Aronofsky accentuates Nina’s growing madness with small touches of unnerving hallucinations that flicker to life in unexpected moments, sometimes bold and obvious, other times lingering in the shadows of peripheral vision. Doppelgangers flit through Nina’s field of vision. Danger seems to sit in wait around every corner. Leering strangers and intimidating pretenders alike gaze at her with creepy, unknowable intent. All the while, Clint Mansell’s kaleidoscopic Tchaikovsky-infused score swirls around, the frames are filled with mirrors, and the dark, evocative grains of the varied film stocks seem to reflect the increasingly cloudy thinking of our protagonist.
Fits of body horror both real and imagined grow in frequency. Nina scratches at rashes. She obsessively pushes her body to its limits, practicing a routine just once more and then again, and again, and again. She doesn’t just want to be perfect; she needs to be perfect. One particularly agonizing moment finds Nina picking away at a hangnail until her cuticle is covered in blood.
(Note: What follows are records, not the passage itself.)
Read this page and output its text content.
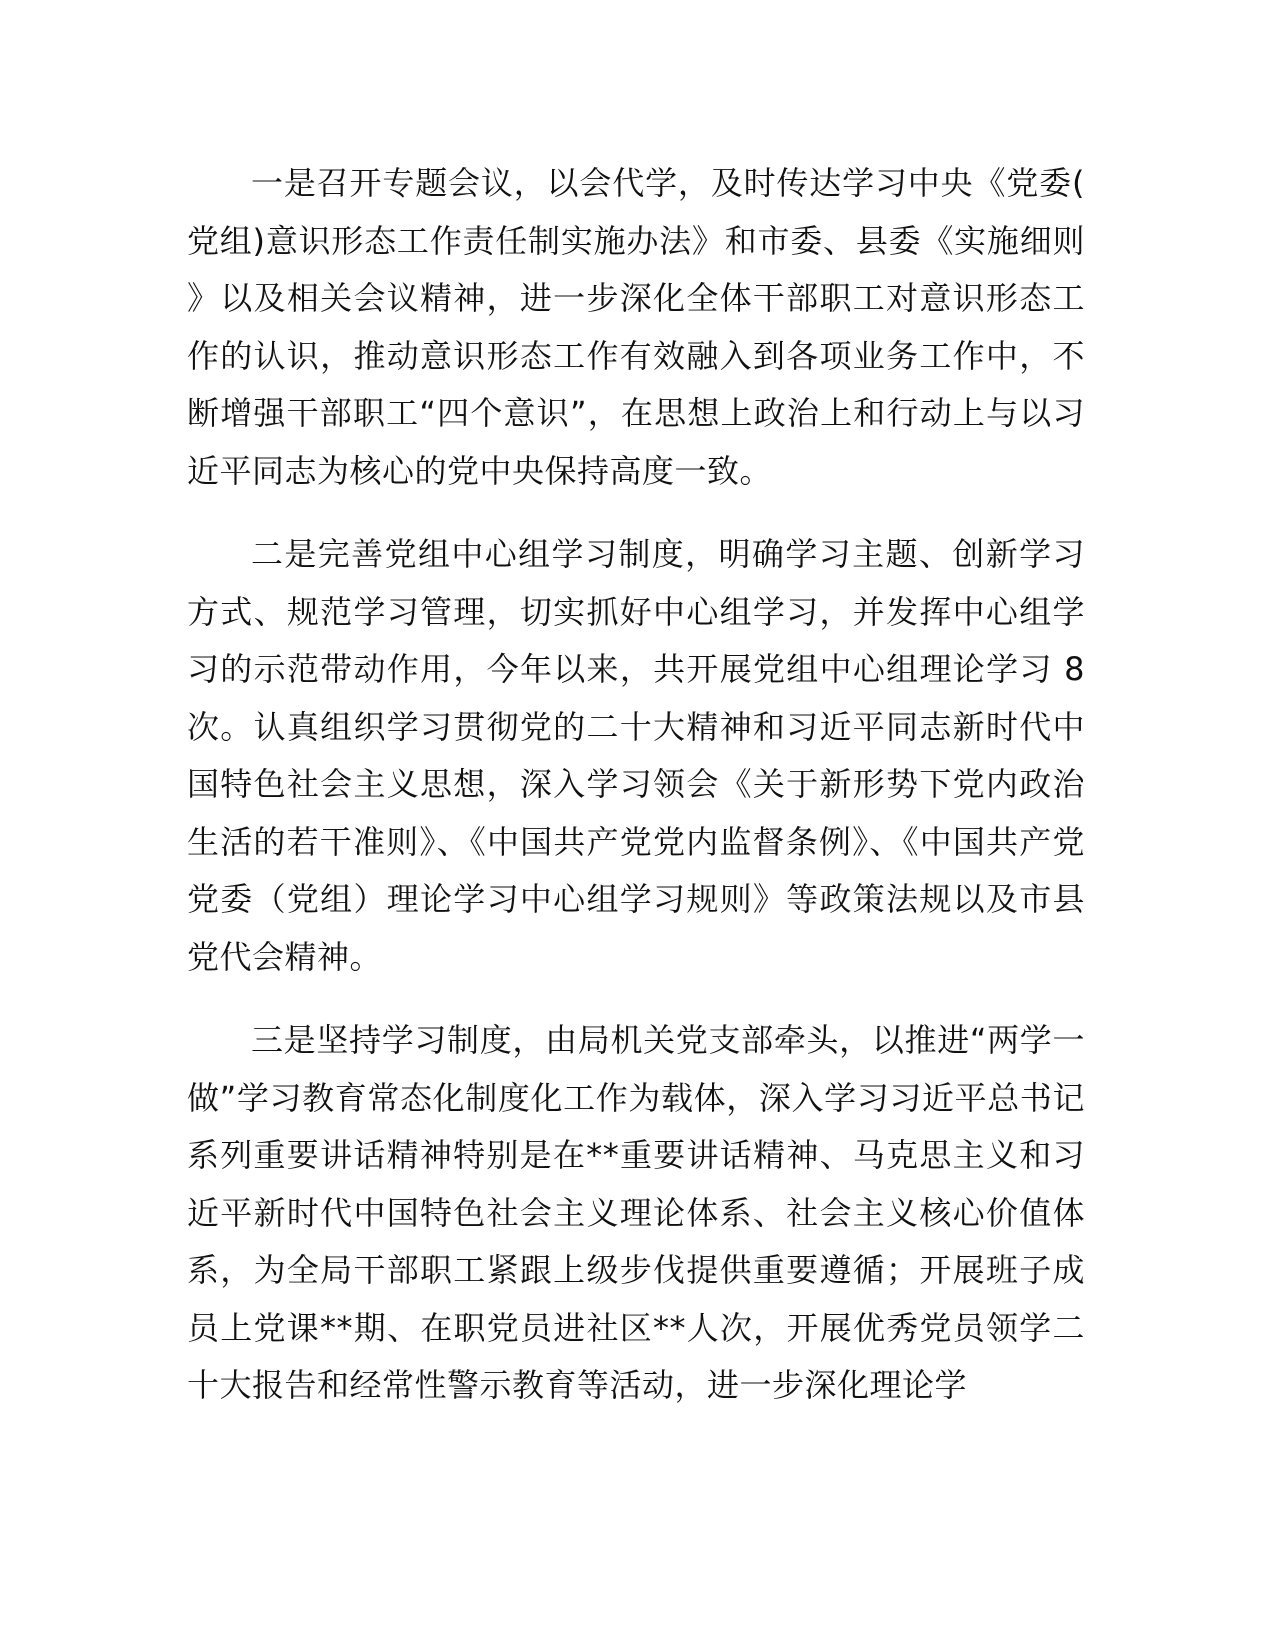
一是召开专题会议，以会代学，及时传达学习中央《党委(党组)意识形态工作责任制实施办法》和市委、县委《实施细则》以及相关会议精神，进一步深化全体干部职工对意识形态工作的认识，推动意识形态工作有效融入到各项业务工作中，不断增强干部职工“四个意识”，在思想上政治上和行动上与以习近平同志为核心的党中央保持高度一致。

二是完善党组中心组学习制度，明确学习主题、创新学习方式、规范学习管理，切实抓好中心组学习，并发挥中心组学习的示范带动作用，今年以来，共开展党组中心组理论学习 8 次。认真组织学习贯彻党的二十大精神和习近平同志新时代中国特色社会主义思想，深入学习领会《关于新形势下党内政治生活的若干准则》、《中国共产党党内监督条例》、《中国共产党党委（党组）理论学习中心组学习规则》等政策法规以及市县党代会精神。

三是坚持学习制度，由局机关党支部牵头，以推进“两学一做”学习教育常态化制度化工作为载体，深入学习习近平总书记系列重要讲话精神特别是在**重要讲话精神、马克思主义和习近平新时代中国特色社会主义理论体系、社会主义核心价值体系，为全局干部职工紧跟上级步伐提供重要遵循；开展班子成员上党课**期、在职党员进社区**人次，开展优秀党员领学二十大报告和经常性警示教育等活动，进一步深化理论学
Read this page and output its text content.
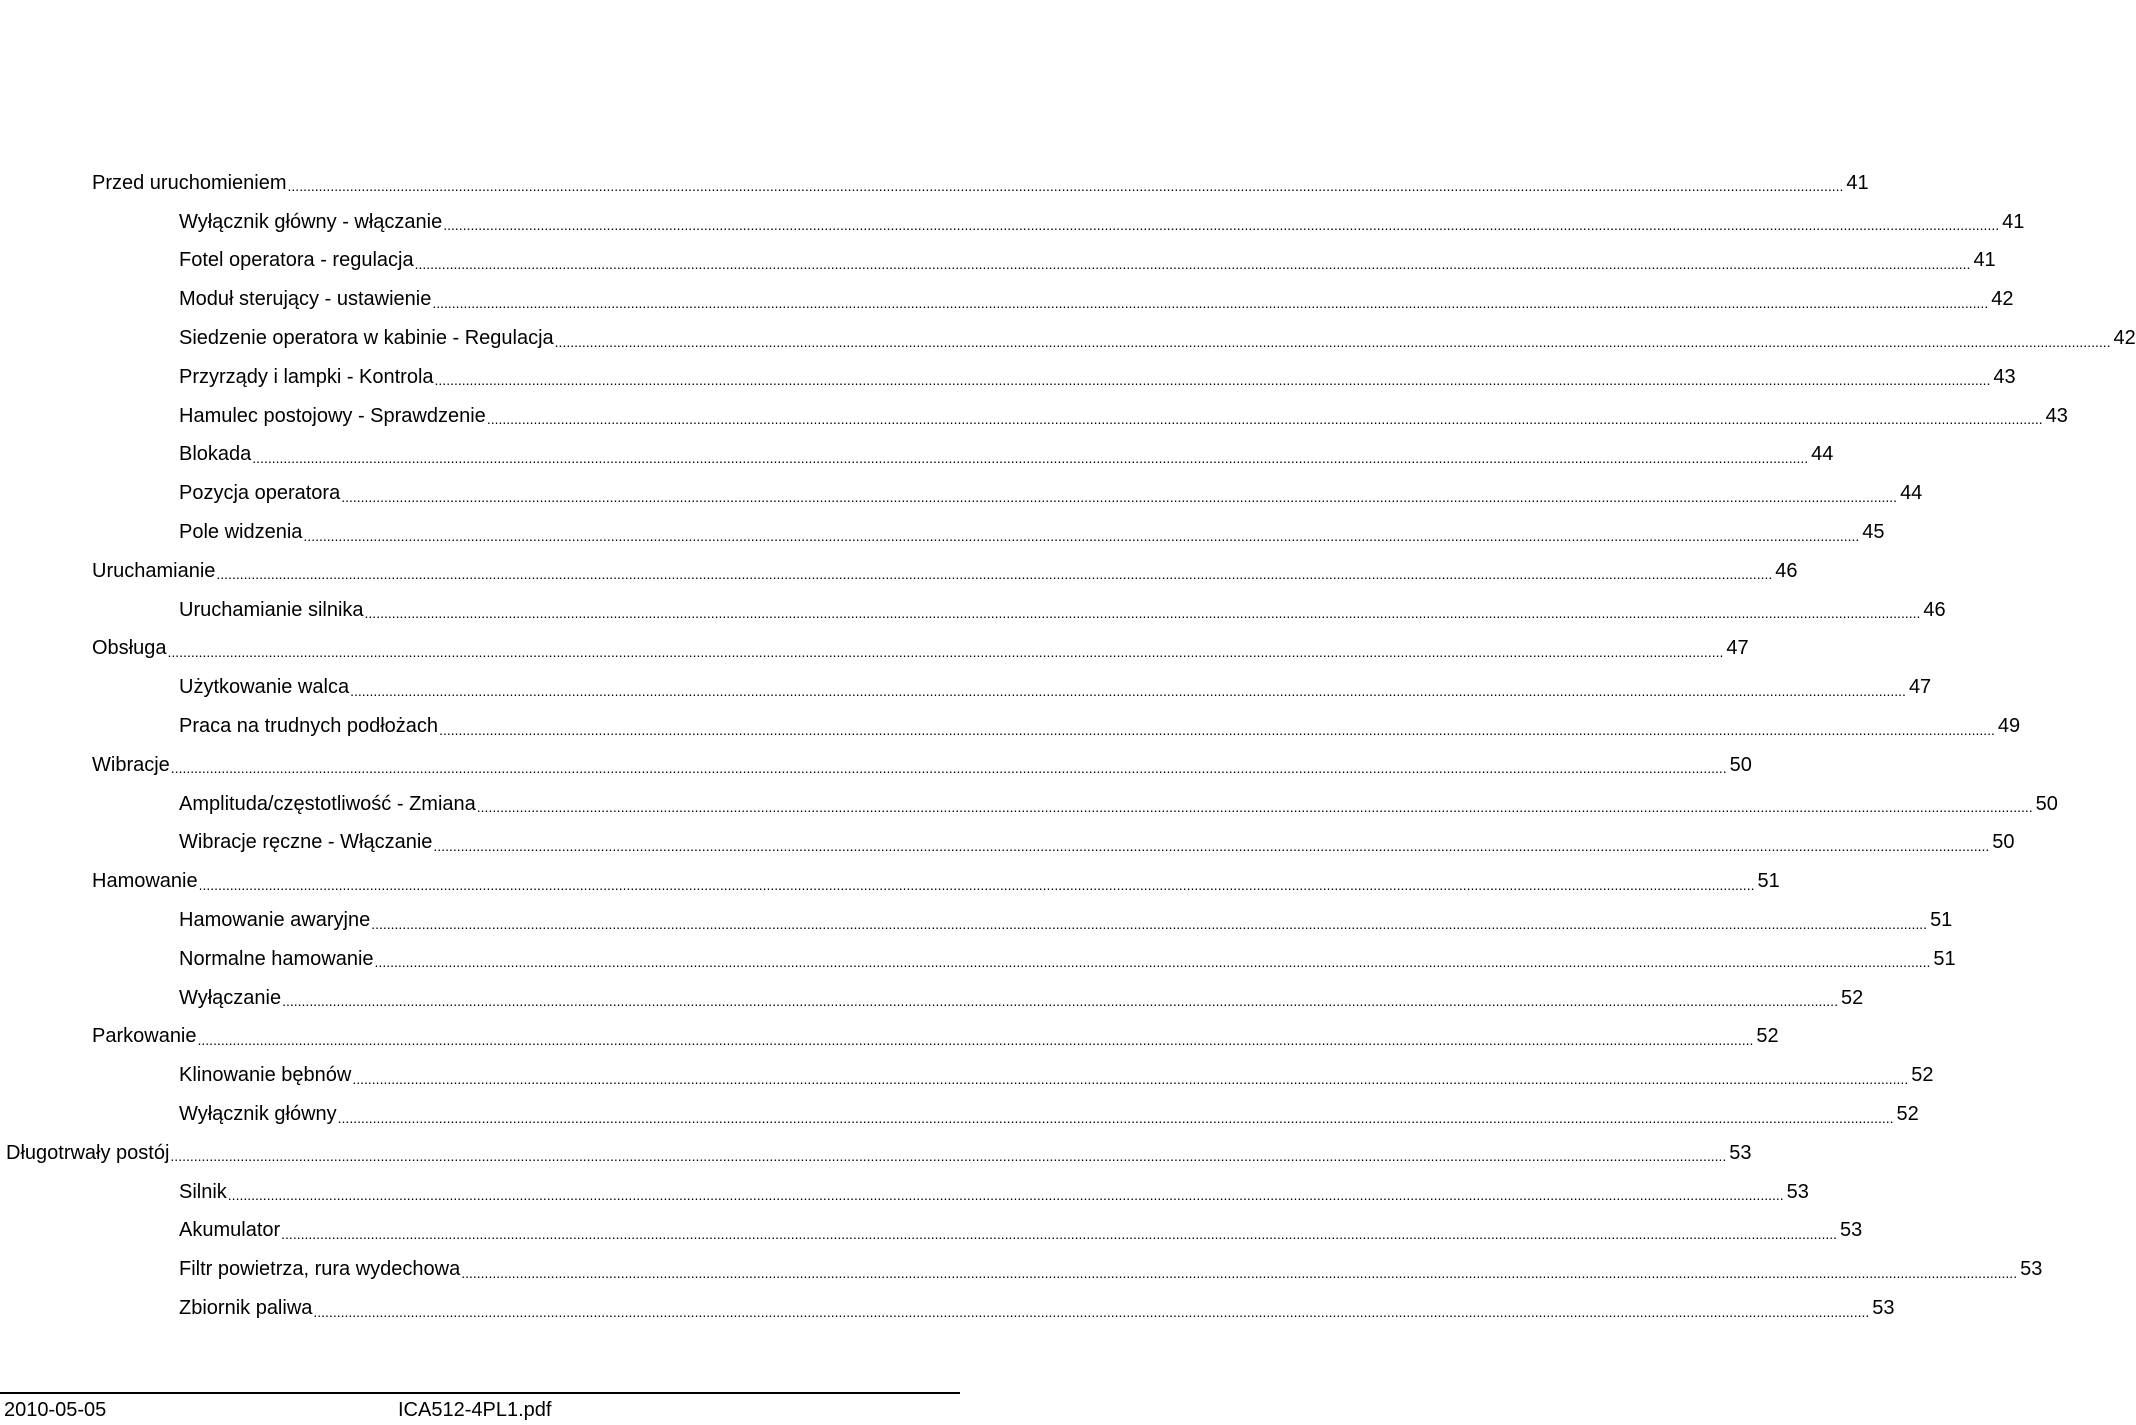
Przed uruchomieniem ................................................................................................................................................................................................................................................................................................................................................................................................................ 41
Wyłącznik główny - włączanie ................................................................................................................................................................................................................................................................................................................................................................................................................ 41
Fotel operatora - regulacja ................................................................................................................................................................................................................................................................................................................................................................................................................ 41
Moduł sterujący - ustawienie ................................................................................................................................................................................................................................................................................................................................................................................................................ 42
Siedzenie operatora w kabinie - Regulacja ................................................................................................................................................................................................................................................................................................................................................................................................................ 42
Przyrządy i lampki - Kontrola ................................................................................................................................................................................................................................................................................................................................................................................................................ 43
Hamulec postojowy - Sprawdzenie ................................................................................................................................................................................................................................................................................................................................................................................................................ 43
Blokada ................................................................................................................................................................................................................................................................................................................................................................................................................ 44
Pozycja operatora ................................................................................................................................................................................................................................................................................................................................................................................................................ 44
Pole widzenia ................................................................................................................................................................................................................................................................................................................................................................................................................ 45
Uruchamianie ................................................................................................................................................................................................................................................................................................................................................................................................................ 46
Uruchamianie silnika ................................................................................................................................................................................................................................................................................................................................................................................................................ 46
Obsługa ................................................................................................................................................................................................................................................................................................................................................................................................................ 47
Użytkowanie walca ................................................................................................................................................................................................................................................................................................................................................................................................................ 47
Praca na trudnych podłożach ................................................................................................................................................................................................................................................................................................................................................................................................................ 49
Wibracje ................................................................................................................................................................................................................................................................................................................................................................................................................ 50
Amplituda/częstotliwość - Zmiana ................................................................................................................................................................................................................................................................................................................................................................................................................ 50
Wibracje ręczne - Włączanie ................................................................................................................................................................................................................................................................................................................................................................................................................ 50
Hamowanie ................................................................................................................................................................................................................................................................................................................................................................................................................ 51
Hamowanie awaryjne ................................................................................................................................................................................................................................................................................................................................................................................................................ 51
Normalne hamowanie ................................................................................................................................................................................................................................................................................................................................................................................................................ 51
Wyłączanie ................................................................................................................................................................................................................................................................................................................................................................................................................ 52
Parkowanie ................................................................................................................................................................................................................................................................................................................................................................................................................ 52
Klinowanie bębnów ................................................................................................................................................................................................................................................................................................................................................................................................................ 52
Wyłącznik główny ................................................................................................................................................................................................................................................................................................................................................................................................................ 52
Długotrwały postój ................................................................................................................................................................................................................................................................................................................................................................................................................ 53
Silnik ................................................................................................................................................................................................................................................................................................................................................................................................................ 53
Akumulator ................................................................................................................................................................................................................................................................................................................................................................................................................ 53
Filtr powietrza, rura wydechowa ................................................................................................................................................................................................................................................................................................................................................................................................................ 53
Zbiornik paliwa ................................................................................................................................................................................................................................................................................................................................................................................................................ 53
2010-05-05	ICA512-4PL1.pdf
She claws and claws until finally, terrifyingly, a thin ribbon of skin pulls up and away down the length of her finger.
Nina’s drive and madness congeal in a film that’s so confidently told with its declaratory sensationalism that it just barely covers up its messy, lurid, clammy, calculated insanity. I mean that as a compliment. This is a movie that grows progressively over the top in beautifully horrifying ways. Imagine the brutal, grueling realism of Aronofsky’s The Wrestler mixed with a bit of Cronenberg. This is a film of pounding sensations, a film of color and music and frenzied outbursts of sex and violence. It’s an intense experience, a horror film with a florid luridness and confident craziness.